Trump, bu emirde, "Yönetimimizin politikası, Amerikalılara olağanüstü mirasımızı, daha mükemmel bir birlik olma yolunda kaydettiğimiz ilerlemeyi ve özgürlüğü, refahı ve insan refahını teşvik etmedeki eşsiz sicilimizi hatırlatmak" açıklamasını yaptı.
Beyaz Saray, söz konusu emrin uygulanmasına ilişkin talimatlarında, bu değerlendirmenin amacının, diğer hususların yanı sıra, "Amerikan istisnacılığını kutlama yönündeki başkanın talimatıyla uyumu sağlamak" olduğunu belirtti.
Bu çabanın ilk adımları arasında Kongre Kütüphanecisi ve Ulusal Arşivci'nin görevden alınması, Kennedy Center yönetim kurulunun tamamının değiştirilmesi ve Park Hizmetleri ile diğer ulusal anıtların, 17 Eylül'e kadar ABD hakkında "olumsuz" içerikleri hariç tutmak ve eleştirel her şeyi kaldırmak üzere literatürlerini ve programlarını değerlendirmeleri talimatını veren yürütme emirleri yer aldı.
Başkan ayrıca hem kamu televizyonu ve radyosuna, hem de Ulusal Sanat Vakfı ve Ulusal Beşeri Bilimler'e ayrılan fonları kesmeyi başardı. Ayrıca, federal kurumlarla ilişkili müzik ve diğer kültürel ifadeler de dahil olmak üzere sanatları "incelemek" üzere bir ekip atadı.
Bu "kültürel devrim", daha önce Amerika Birleşik Devletleri genelinde başlatılan sansür girişimleriyle birlikte gerçekleşti. PEN Amerikan Merkezi'ne göre, 2024 yılına kadar ülkede 10.000'den fazla ayrı kitap yasağı girişimi kaydedildi.
Tüm bu önlemler kütüphaneciler, tarihçiler, sanatçılar ve diğer kültür çalışanları tarafından kınandı.

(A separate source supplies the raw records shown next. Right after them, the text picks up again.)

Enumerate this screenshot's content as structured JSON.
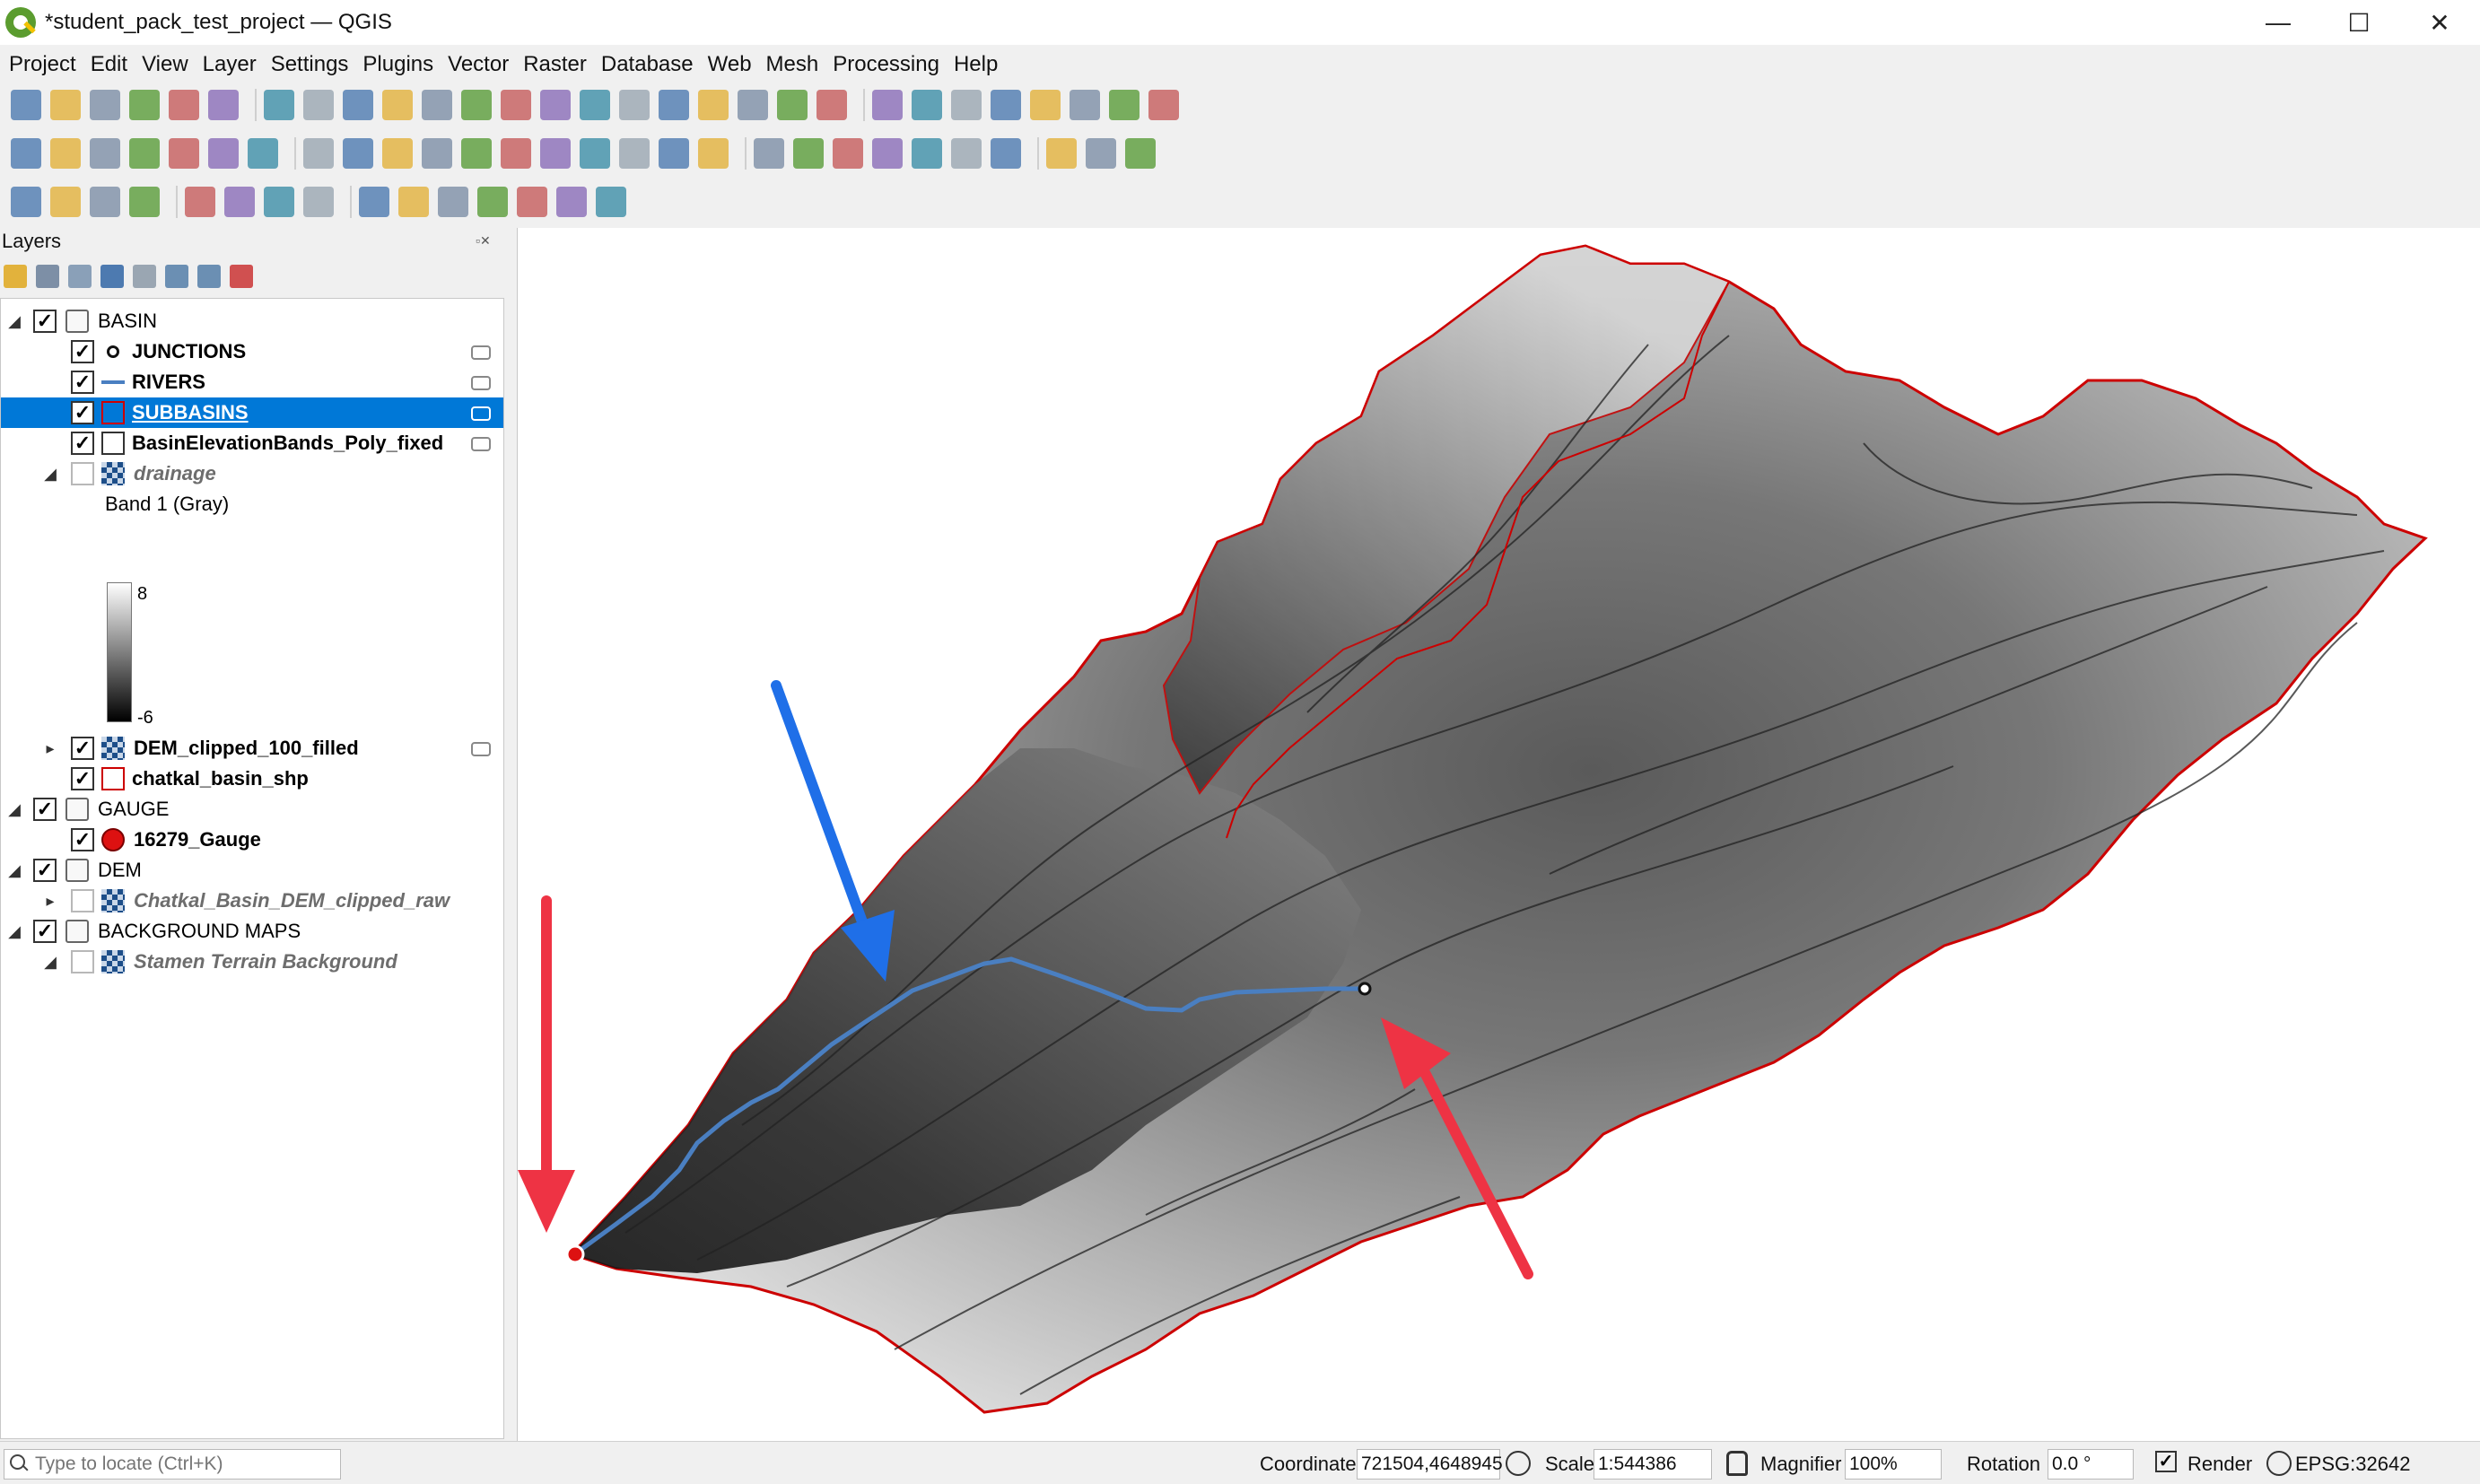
{
  "window": {
    "title": "*student_pack_test_project — QGIS",
    "controls": {
      "minimize": "—",
      "maximize": "☐",
      "close": "✕"
    }
  },
  "menu": [
    "Project",
    "Edit",
    "View",
    "Layer",
    "Settings",
    "Plugins",
    "Vector",
    "Raster",
    "Database",
    "Web",
    "Mesh",
    "Processing",
    "Help"
  ],
  "layers_panel": {
    "title": "Layers",
    "panel_buttons": "▫✕",
    "tree": [
      {
        "label": "BASIN",
        "kind": "group",
        "checked": true,
        "expanded": true
      },
      {
        "label": "JUNCTIONS",
        "kind": "point",
        "checked": true
      },
      {
        "label": "RIVERS",
        "kind": "line",
        "checked": true
      },
      {
        "label": "SUBBASINS",
        "kind": "polygon",
        "checked": true,
        "selected": true
      },
      {
        "label": "BasinElevationBands_Poly_fixed",
        "kind": "polygon-empty",
        "checked": true
      },
      {
        "label": "drainage",
        "kind": "raster",
        "checked": false,
        "expanded": true
      },
      {
        "label": "Band 1 (Gray)",
        "kind": "legend"
      },
      {
        "label": "8",
        "kind": "legend-max"
      },
      {
        "label": "-6",
        "kind": "legend-min"
      },
      {
        "label": "DEM_clipped_100_filled",
        "kind": "raster",
        "checked": true
      },
      {
        "label": "chatkal_basin_shp",
        "kind": "polygon",
        "checked": true
      },
      {
        "label": "GAUGE",
        "kind": "group",
        "checked": true,
        "expanded": true
      },
      {
        "label": "16279_Gauge",
        "kind": "gauge",
        "checked": true
      },
      {
        "label": "DEM",
        "kind": "group",
        "checked": true,
        "expanded": true
      },
      {
        "label": "Chatkal_Basin_DEM_clipped_raw",
        "kind": "raster",
        "checked": false
      },
      {
        "label": "BACKGROUND MAPS",
        "kind": "group",
        "checked": true,
        "expanded": true
      },
      {
        "label": "Stamen Terrain Background",
        "kind": "raster",
        "checked": false
      }
    ]
  },
  "statusbar": {
    "locator_placeholder": "Type to locate (Ctrl+K)",
    "coordinate_label": "Coordinate",
    "coordinate_value": "721504,4648945",
    "scale_label": "Scale",
    "scale_value": "1:544386",
    "magnifier_label": "Magnifier",
    "magnifier_value": "100%",
    "rotation_label": "Rotation",
    "rotation_value": "0.0 °",
    "render_label": "Render",
    "crs": "EPSG:32642"
  },
  "colors": {
    "selection": "#0078d7",
    "basin_outline": "#cc0000",
    "river": "#4a7fc1",
    "arrow_blue": "#1f6fe8",
    "arrow_red": "#ee3344",
    "gauge": "#dd1111"
  },
  "icons": {
    "toolbar1": [
      "new-project-icon",
      "open-project-icon",
      "save-project-icon",
      "save-as-icon",
      "print-layout-icon",
      "style-manager-icon",
      "pan-icon",
      "pan-to-selection-icon",
      "zoom-in-icon",
      "zoom-out-icon",
      "zoom-full-icon",
      "zoom-to-selection-icon",
      "zoom-to-layer-icon",
      "zoom-native-icon",
      "zoom-last-icon",
      "zoom-next-icon",
      "new-map-view-icon",
      "temporal-icon",
      "bookmark-icon",
      "show-bookmarks-icon",
      "refresh-icon",
      "identify-icon",
      "attribute-table-icon",
      "settings-gear-icon",
      "statistics-sum-icon",
      "field-calc-icon",
      "measure-icon",
      "map-tips-icon",
      "annotation-icon"
    ],
    "toolbar2": [
      "data-source-manager-icon",
      "add-vector-icon",
      "add-raster-icon",
      "digitize-icon",
      "layer-order-icon",
      "add-grid-icon",
      "add-wms-icon",
      "edit-pencil-icon",
      "toggle-editing-icon",
      "save-edits-icon",
      "digitize-tools-icon",
      "node-tool-icon",
      "delete-icon",
      "cut-icon",
      "copy-icon",
      "paste-icon",
      "undo-icon",
      "redo-icon",
      "label-abc-icon",
      "label-pin-icon",
      "label-show-icon",
      "label-move-icon",
      "label-rotate-icon",
      "label-change-icon",
      "label-tools-icon",
      "globe-icon",
      "python-icon",
      "help-icon"
    ],
    "toolbar3": [
      "select-features-icon",
      "select-by-value-icon",
      "deselect-icon",
      "add-to-selection-icon",
      "edit-attr-icon",
      "merge-icon",
      "split-icon",
      "reshape-icon",
      "text-annotation-icon",
      "select-tool-icon",
      "select-polygon-icon",
      "select-freehand-icon",
      "star-icon",
      "add-text-icon",
      "text-tool-icon"
    ]
  }
}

Dünya Yazarlar Birliği'nden Hadas Harris, "Amerika'nın hikayesini anlatmak, geçmişinin ve bugününün tam ve karmaşık tarihini kapsamalı, haksızlıkların ve adaletsizliklerin dürüstçe değerlendirilmesini ve daha mükemmel bir birlik yaratma gibi alışılmadık projenin kabul edilmesini içermelidir" dedi.
"Bu yönetimin tarihi yeniden yazma çabası, demokratik geleneklerimize ihanettir ve Smithsonian'dan ulusal parklarımıza kadar ulusal hikayemizi anlatan kurumlardan gerçeği sömürmeye yönelik son derece rahatsız edici bir çabadır."